Irritable bowel syndrome (IBS) is a condition the affects up to 20% of people in the U.S. Although not known to cause permanent damage to any of the body’s systems, IBS can cause pain, bloating, constipation, and diarrhea severe enough to impact a person’s daily life.
There is no cure for irritable bowel syndrome, but proper management of diet can help ease symptoms.
A proper IBS diet has the following components, eaten in smaller meals more frequently (instead of three large meals): fiber (both soluble and insoluble), probiotics, and plenty of fresh foods. Soluble fiber is fiber that can be dissolved in water and thus pass easily through the digestive system. Foods that contain soluble fiber are oatmeal, pasta, rice, potatoes, lentils, and oat bran. Nuts have soluble fiber but also contain fat and should be eaten in small quantities to avoid attacks.
Soluble fiber can be very soothing to the stomach, but the bulk of fiber ingested should be insoluble. This type of fiber is not dissolved in water and is considered “rough” fiber. This is where eating for IBS relief gets complicated. Although the body needs this “rough” fiber in large quantities, it cannot be eaten raw in large quantities. These fresh foods can trigger an IBS attack when eaten on an empty stomach.

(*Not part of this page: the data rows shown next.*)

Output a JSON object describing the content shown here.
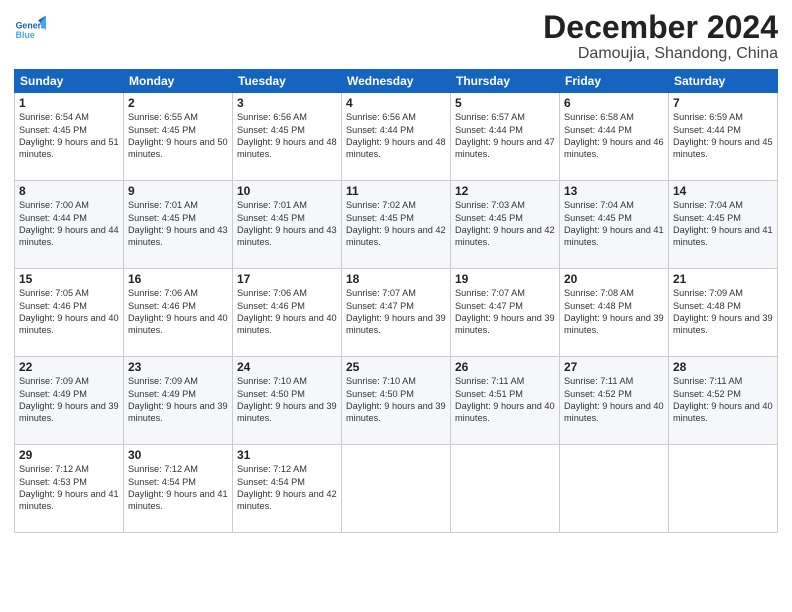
{
  "app": {
    "logo_general": "General",
    "logo_blue": "Blue",
    "title": "December 2024",
    "subtitle": "Damoujia, Shandong, China"
  },
  "calendar": {
    "headers": [
      "Sunday",
      "Monday",
      "Tuesday",
      "Wednesday",
      "Thursday",
      "Friday",
      "Saturday"
    ],
    "weeks": [
      [
        null,
        {
          "day": 2,
          "sunrise": "6:55 AM",
          "sunset": "4:45 PM",
          "daylight": "9 hours and 50 minutes."
        },
        {
          "day": 3,
          "sunrise": "6:56 AM",
          "sunset": "4:45 PM",
          "daylight": "9 hours and 48 minutes."
        },
        {
          "day": 4,
          "sunrise": "6:56 AM",
          "sunset": "4:44 PM",
          "daylight": "9 hours and 48 minutes."
        },
        {
          "day": 5,
          "sunrise": "6:57 AM",
          "sunset": "4:44 PM",
          "daylight": "9 hours and 47 minutes."
        },
        {
          "day": 6,
          "sunrise": "6:58 AM",
          "sunset": "4:44 PM",
          "daylight": "9 hours and 46 minutes."
        },
        {
          "day": 7,
          "sunrise": "6:59 AM",
          "sunset": "4:44 PM",
          "daylight": "9 hours and 45 minutes."
        }
      ],
      [
        {
          "day": 1,
          "sunrise": "6:54 AM",
          "sunset": "4:45 PM",
          "daylight": "9 hours and 51 minutes."
        },
        null,
        null,
        null,
        null,
        null,
        null
      ],
      [
        {
          "day": 8,
          "sunrise": "7:00 AM",
          "sunset": "4:44 PM",
          "daylight": "9 hours and 44 minutes."
        },
        {
          "day": 9,
          "sunrise": "7:01 AM",
          "sunset": "4:45 PM",
          "daylight": "9 hours and 43 minutes."
        },
        {
          "day": 10,
          "sunrise": "7:01 AM",
          "sunset": "4:45 PM",
          "daylight": "9 hours and 43 minutes."
        },
        {
          "day": 11,
          "sunrise": "7:02 AM",
          "sunset": "4:45 PM",
          "daylight": "9 hours and 42 minutes."
        },
        {
          "day": 12,
          "sunrise": "7:03 AM",
          "sunset": "4:45 PM",
          "daylight": "9 hours and 42 minutes."
        },
        {
          "day": 13,
          "sunrise": "7:04 AM",
          "sunset": "4:45 PM",
          "daylight": "9 hours and 41 minutes."
        },
        {
          "day": 14,
          "sunrise": "7:04 AM",
          "sunset": "4:45 PM",
          "daylight": "9 hours and 41 minutes."
        }
      ],
      [
        {
          "day": 15,
          "sunrise": "7:05 AM",
          "sunset": "4:46 PM",
          "daylight": "9 hours and 40 minutes."
        },
        {
          "day": 16,
          "sunrise": "7:06 AM",
          "sunset": "4:46 PM",
          "daylight": "9 hours and 40 minutes."
        },
        {
          "day": 17,
          "sunrise": "7:06 AM",
          "sunset": "4:46 PM",
          "daylight": "9 hours and 40 minutes."
        },
        {
          "day": 18,
          "sunrise": "7:07 AM",
          "sunset": "4:47 PM",
          "daylight": "9 hours and 39 minutes."
        },
        {
          "day": 19,
          "sunrise": "7:07 AM",
          "sunset": "4:47 PM",
          "daylight": "9 hours and 39 minutes."
        },
        {
          "day": 20,
          "sunrise": "7:08 AM",
          "sunset": "4:48 PM",
          "daylight": "9 hours and 39 minutes."
        },
        {
          "day": 21,
          "sunrise": "7:09 AM",
          "sunset": "4:48 PM",
          "daylight": "9 hours and 39 minutes."
        }
      ],
      [
        {
          "day": 22,
          "sunrise": "7:09 AM",
          "sunset": "4:49 PM",
          "daylight": "9 hours and 39 minutes."
        },
        {
          "day": 23,
          "sunrise": "7:09 AM",
          "sunset": "4:49 PM",
          "daylight": "9 hours and 39 minutes."
        },
        {
          "day": 24,
          "sunrise": "7:10 AM",
          "sunset": "4:50 PM",
          "daylight": "9 hours and 39 minutes."
        },
        {
          "day": 25,
          "sunrise": "7:10 AM",
          "sunset": "4:50 PM",
          "daylight": "9 hours and 39 minutes."
        },
        {
          "day": 26,
          "sunrise": "7:11 AM",
          "sunset": "4:51 PM",
          "daylight": "9 hours and 40 minutes."
        },
        {
          "day": 27,
          "sunrise": "7:11 AM",
          "sunset": "4:52 PM",
          "daylight": "9 hours and 40 minutes."
        },
        {
          "day": 28,
          "sunrise": "7:11 AM",
          "sunset": "4:52 PM",
          "daylight": "9 hours and 40 minutes."
        }
      ],
      [
        {
          "day": 29,
          "sunrise": "7:12 AM",
          "sunset": "4:53 PM",
          "daylight": "9 hours and 41 minutes."
        },
        {
          "day": 30,
          "sunrise": "7:12 AM",
          "sunset": "4:54 PM",
          "daylight": "9 hours and 41 minutes."
        },
        {
          "day": 31,
          "sunrise": "7:12 AM",
          "sunset": "4:54 PM",
          "daylight": "9 hours and 42 minutes."
        },
        null,
        null,
        null,
        null
      ]
    ]
  }
}
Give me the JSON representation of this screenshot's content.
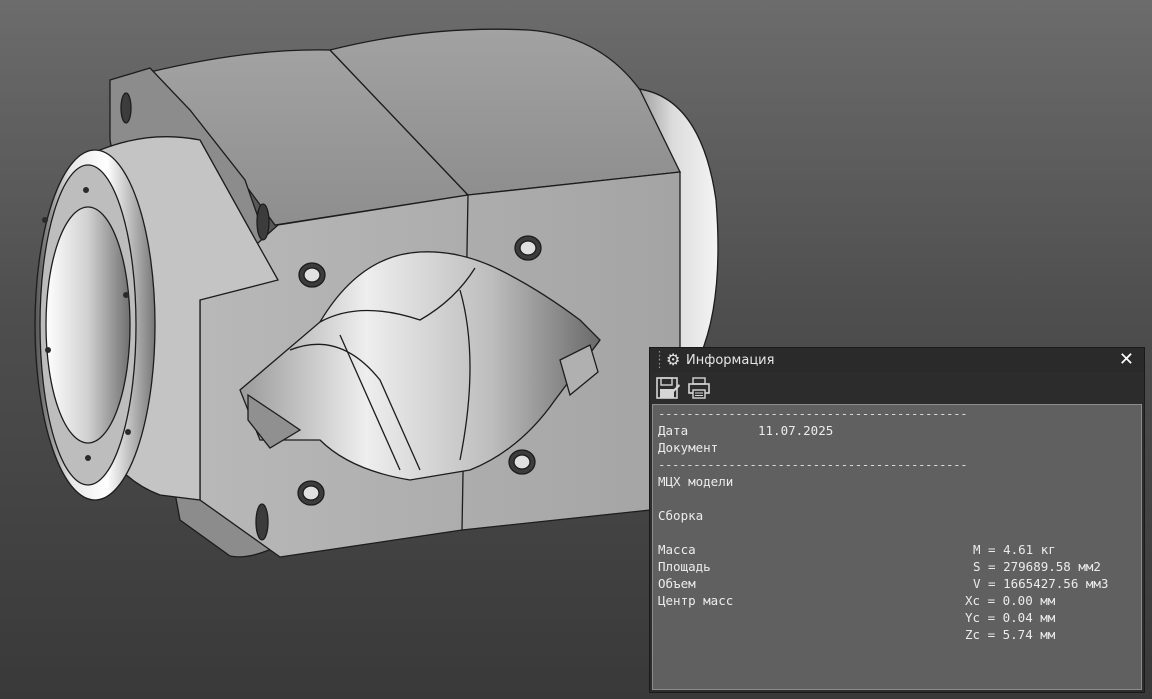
{
  "panel": {
    "title": "Информация",
    "close_label": "✕",
    "toolbar": {
      "save_icon": "save-icon",
      "print_icon": "print-icon"
    }
  },
  "report": {
    "separator": "--------------------------------------------",
    "date_label": "Дата",
    "date_value": "11.07.2025",
    "document_label": "Документ",
    "section_title": "МЦХ модели",
    "assembly_label": "Сборка",
    "mass_label": "Масса",
    "mass_value": "M = 4.61 кг",
    "area_label": "Площадь",
    "area_value": "S = 279689.58 мм2",
    "volume_label": "Объем",
    "volume_value": "V = 1665427.56 мм3",
    "center_label": "Центр масс",
    "xc_value": "Xc = 0.00 мм",
    "yc_value": "Yc = 0.04 мм",
    "zc_value": "Zc = 5.74 мм"
  },
  "colors": {
    "viewport_top": "#6c6c6c",
    "viewport_bottom": "#393939",
    "panel_content": "#606060"
  }
}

To incorporate insoluble fiber into your diet, make sure to eat small amounts after you have eaten something else. For example, have a bowl of oatmeal (soluble fiber) and follow it with apples or berries. Vegetables can be incorporated into pasta dishes, and salads can be eaten at the end of a meal instead of the beginning. Similarly, wheat bread can be very difficult for those suffering from IBS due to its high amount of insoluble fiber, but French bread or sourdough bread can be incorporated into the daily diet.
Fruits and vegetables with tough peels (e.g. blueberries and apples) can trigger attacks, so proceed with caution or peel and cook them when necessary. Foods that are acidic, like tomatoes and citrus, can be upsetting to the GI tract, but the effect can be tempered by cooking or incorporating them into a dish with insoluble fiber (like a stir fry with rice).
Another important key component of an irritable bowel syndrome diet is probiotics.
Whether you eat yogurt with live cultures, drink kombucha or kefir, or take a supplement, probiotics ensure a healthy environment in your gut, which aids digestion. Many times those who suffer from IBS have eliminated the healthy bacteria in their gut through antibiotics or a high level of yeast. Probiotics help restore a healthy balance.
Everyone’s body is different, and different foods will affect some more than others, but there are several common foods to avoid, including red meat, fatty fried foods and fat in general, coffee, alcohol, carbonated beverages, and artificial sweeteners and fats.
Irritable bowel syndrome attacks can be dramatically reduced by paying attention to diet. What is your favorite IBS healthy meal?